The Hearing Committee’s decision is supported by substantial evidence (see Matter of Block v Ambach, 73 NY2d 323, 335 [1989]). Although the Hearing Committee did not find patient A fully persuasive, it found key parts of her testimony corroborated by other evidence, including telephone records, text messages, letters and petitioner’s own testimony. The Hearing Committee’s credibility determinations regarding experts as well as other witnesses and the weight it gave to such testimony are supported by substantial evidence and, thus, otherwise beyond our limited scope of review (see Matter of Forester v State Bd. for Professional Med. Conduct, 36 AD3d 1127, 1128 [2007], lv denied 8 NY3d 812 [2007]; Matter of Pearl v New York State Bd. for Professional Med. Conduct, 295 AD2d 764, 765 [2002], lv denied 99 NY2d 501 [2002]).

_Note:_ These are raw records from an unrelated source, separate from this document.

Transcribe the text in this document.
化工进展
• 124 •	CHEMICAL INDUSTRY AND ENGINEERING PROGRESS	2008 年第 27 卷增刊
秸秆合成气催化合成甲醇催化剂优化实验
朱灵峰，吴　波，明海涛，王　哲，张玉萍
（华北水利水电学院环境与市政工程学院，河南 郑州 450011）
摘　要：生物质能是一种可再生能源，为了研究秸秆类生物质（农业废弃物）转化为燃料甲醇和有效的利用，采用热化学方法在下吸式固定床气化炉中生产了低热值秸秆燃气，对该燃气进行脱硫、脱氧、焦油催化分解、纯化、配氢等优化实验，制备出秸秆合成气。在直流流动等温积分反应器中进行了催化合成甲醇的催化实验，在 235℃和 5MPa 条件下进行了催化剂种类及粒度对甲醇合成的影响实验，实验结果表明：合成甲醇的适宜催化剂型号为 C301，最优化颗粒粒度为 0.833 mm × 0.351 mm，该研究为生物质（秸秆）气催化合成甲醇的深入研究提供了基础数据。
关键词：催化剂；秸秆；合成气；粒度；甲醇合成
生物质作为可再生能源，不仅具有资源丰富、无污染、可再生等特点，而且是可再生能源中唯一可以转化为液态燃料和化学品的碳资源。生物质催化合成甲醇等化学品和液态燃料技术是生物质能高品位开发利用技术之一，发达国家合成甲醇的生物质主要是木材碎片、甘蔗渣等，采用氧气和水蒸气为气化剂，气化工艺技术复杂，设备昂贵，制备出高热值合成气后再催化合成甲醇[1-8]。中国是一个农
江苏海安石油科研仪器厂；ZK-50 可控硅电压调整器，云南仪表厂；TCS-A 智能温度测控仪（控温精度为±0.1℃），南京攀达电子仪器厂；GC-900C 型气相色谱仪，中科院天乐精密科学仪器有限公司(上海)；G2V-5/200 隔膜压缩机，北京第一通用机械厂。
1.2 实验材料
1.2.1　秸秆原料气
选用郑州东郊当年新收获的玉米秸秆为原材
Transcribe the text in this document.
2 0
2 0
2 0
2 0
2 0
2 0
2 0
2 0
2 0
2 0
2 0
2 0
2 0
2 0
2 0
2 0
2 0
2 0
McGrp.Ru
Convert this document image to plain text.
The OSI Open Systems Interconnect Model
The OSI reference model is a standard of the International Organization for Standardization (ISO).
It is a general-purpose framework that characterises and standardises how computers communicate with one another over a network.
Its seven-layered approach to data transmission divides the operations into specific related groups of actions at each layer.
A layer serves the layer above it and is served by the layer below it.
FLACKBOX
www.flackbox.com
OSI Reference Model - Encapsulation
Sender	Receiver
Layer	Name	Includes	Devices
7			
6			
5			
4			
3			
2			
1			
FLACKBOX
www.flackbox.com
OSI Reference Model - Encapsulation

Contrary to petitioner’s contention, the record supports the finding that the doctor-patient relationship did not terminate in April 2007 (before some of the more egregious conduct had commenced), but that it continued through much of 2008. During the time that petitioner was treating patient A, the Hearing Committee found and the record supports that his conduct included, in addition to sexual phone calls, texting and touching, failing to take an adequate *1120medical history of patient A, giving Suboxone to her without appropriate tests, and contacting her in violation of the rules of the in-patient facilities where she was treated. Petitioner also threatened to kill himself if patient A revealed their relationship, and he attempted to manipulate her testimony once professional charges were filed against him.

The standard applicable to our review of the penalty is whether it is “so disproportionate to [the] conduct as to shock one’s sense of fairness” (Matter of Lakner v New York State Dept. of Health, 72 AD3d 1225, 1227 [2010], lv denied 15 NY3d 704 [2010] [internal quotation marks and citation omitted]). Considered under such standard and in light of, among other things, the nature and length of the relationship, as well as the vulnerable emotional and mental health of patient A during the relevant time of the relationship, we cannot conclude that revocation was improper (see Matter of Singh v New York State Dept. of Health Bd. of Professional Med. Conduct, 74 AD3d 1391, 1393-1394 [2010]; Matter of Shapiro v Administrative Review Bd. of the State Bd. for Professional Med. Conduct, 71 AD3d 1241, 1243-1244 [2010]; Matter of Singer v Novello, 288 AD2d 777, 778 [2001]).

Malone Jr., Stein, McCarthy and Garry, JJ., concur. Adjudged that the determination is confirmed, without costs, and petition dismissed.